An addict-turned-social worker explores the relationship between poverty and addiction, exposing how Medicaid cuts could have disastrous consequences on entire communities.
This week the City of Philadelphia was awarded the dubious distinction of the nation's "poorest large city," with one quarter of the adult population and one third of children living below the poverty line. Philly's been big and poor for a long time now, but this is a significant uptick from previous census numbers, and the total economic impact of the ongoing Great Recession has probably not yet been felt. While attempts to de-stigmatize addiction by painting it as a disease that doesn't discriminate by race, class or gender are well intentioned, the fact is that while addiction may not discriminate it certainly does tend to cluster geographically, and there is a correlationbetween urban poverty and elevated levels of addiction.
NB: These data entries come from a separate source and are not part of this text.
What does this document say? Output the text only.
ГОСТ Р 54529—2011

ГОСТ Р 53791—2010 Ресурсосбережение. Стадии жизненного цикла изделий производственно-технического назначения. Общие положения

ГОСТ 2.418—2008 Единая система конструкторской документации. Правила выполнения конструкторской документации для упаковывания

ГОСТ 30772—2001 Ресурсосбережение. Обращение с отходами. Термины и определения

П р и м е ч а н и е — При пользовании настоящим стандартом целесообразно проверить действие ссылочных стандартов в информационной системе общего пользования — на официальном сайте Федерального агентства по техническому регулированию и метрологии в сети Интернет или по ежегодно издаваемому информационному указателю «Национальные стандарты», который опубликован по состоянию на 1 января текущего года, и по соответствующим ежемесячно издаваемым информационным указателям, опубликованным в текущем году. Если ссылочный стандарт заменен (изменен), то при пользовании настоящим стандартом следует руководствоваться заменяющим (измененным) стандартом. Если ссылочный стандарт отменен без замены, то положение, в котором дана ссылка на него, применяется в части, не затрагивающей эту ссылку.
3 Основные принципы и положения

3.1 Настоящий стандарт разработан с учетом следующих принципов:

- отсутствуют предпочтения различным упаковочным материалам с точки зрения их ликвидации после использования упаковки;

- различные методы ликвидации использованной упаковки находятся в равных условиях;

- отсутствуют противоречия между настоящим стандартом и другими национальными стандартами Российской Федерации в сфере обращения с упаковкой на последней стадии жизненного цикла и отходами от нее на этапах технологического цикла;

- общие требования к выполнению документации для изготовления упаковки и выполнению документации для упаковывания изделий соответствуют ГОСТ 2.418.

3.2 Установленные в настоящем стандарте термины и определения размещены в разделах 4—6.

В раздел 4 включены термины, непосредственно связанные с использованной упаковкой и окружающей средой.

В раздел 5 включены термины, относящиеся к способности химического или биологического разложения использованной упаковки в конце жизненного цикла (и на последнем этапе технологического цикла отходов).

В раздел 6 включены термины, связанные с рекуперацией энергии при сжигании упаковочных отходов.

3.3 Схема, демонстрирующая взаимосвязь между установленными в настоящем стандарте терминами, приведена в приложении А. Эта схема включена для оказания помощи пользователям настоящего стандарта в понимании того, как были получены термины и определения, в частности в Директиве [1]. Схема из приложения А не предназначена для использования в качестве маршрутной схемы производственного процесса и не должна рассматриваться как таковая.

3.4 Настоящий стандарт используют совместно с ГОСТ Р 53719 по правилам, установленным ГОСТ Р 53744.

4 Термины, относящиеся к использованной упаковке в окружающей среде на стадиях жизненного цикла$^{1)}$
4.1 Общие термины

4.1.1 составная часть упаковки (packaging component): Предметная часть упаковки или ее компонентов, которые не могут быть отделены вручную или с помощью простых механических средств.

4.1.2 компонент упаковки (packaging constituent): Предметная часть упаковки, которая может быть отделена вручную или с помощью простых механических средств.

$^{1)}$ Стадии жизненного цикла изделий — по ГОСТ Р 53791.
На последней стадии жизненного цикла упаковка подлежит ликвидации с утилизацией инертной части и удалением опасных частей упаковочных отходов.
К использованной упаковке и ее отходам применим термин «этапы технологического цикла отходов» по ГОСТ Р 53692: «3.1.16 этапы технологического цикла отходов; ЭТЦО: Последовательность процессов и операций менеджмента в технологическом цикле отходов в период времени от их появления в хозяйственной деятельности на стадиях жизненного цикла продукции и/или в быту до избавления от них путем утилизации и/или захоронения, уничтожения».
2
Philadelphia is also the nation's ninth most segregated city, so the scope of its addiction crises is generally left to the imaginations of the city's professional class, who stick mostly to the Center City district and a handful of low crime, comparatively high-income neighborhoods. When you step outside this tight circle of comfort and privilege, the drop off is steep and the neighborhoods plagued by addiction—and the violent crime that comes along with our prolonged and pointless War on Drugs—stretch out like a vast plain, dotted with tens of thousands of abandoned properties and vacant lots. In recent year, efforts by the police to flood high drug and crime neighborhoods (Operations Sunrise and its sequels, such as Pressure Point) with boots on the ground and crush the drug trade have only served to disperse it further. Now drug commerce has spread its net over the newly impoverished neighborhoods abandoned by the remnants of what was once the city's massive working class whose lives were consumed, generation after generation, by jobs in the city's equally massive manufacturing sector. But the plants have long fled south or overseas, and the working families fled too.
To call this blasted landscape "vast" is no exaggeration; I am talking about literally miles of land inhabited by families surviving below the poverty level and whose only realistic hope is, not surprisingly, not to end up on the street. As a social worker I have traveled through these neighborhoods routinely for years and can tell you that once you step outside the sharply defined circle of race and class that encloses the city's professionals, the conversation focuses obsessively on one topic and one topic only: drugs. Who's taking them, who's quitting them, who's selling them, who got killed over them; these are the day-to-day events that guide hundreds of thousands of lives in Philadelphia's poorest neighborhoods—which is to say in the vast majority of Philadelphia outside Center City. It's impossible to ride a public bus through this city and not come away with the impression that addiction and its associated social costs are not the most pressing issue of our time. I guess it all depends on where you live, though; the big houses of the Main Line still sustain their expensive upkeep, becoming more and more like gated communities every decade.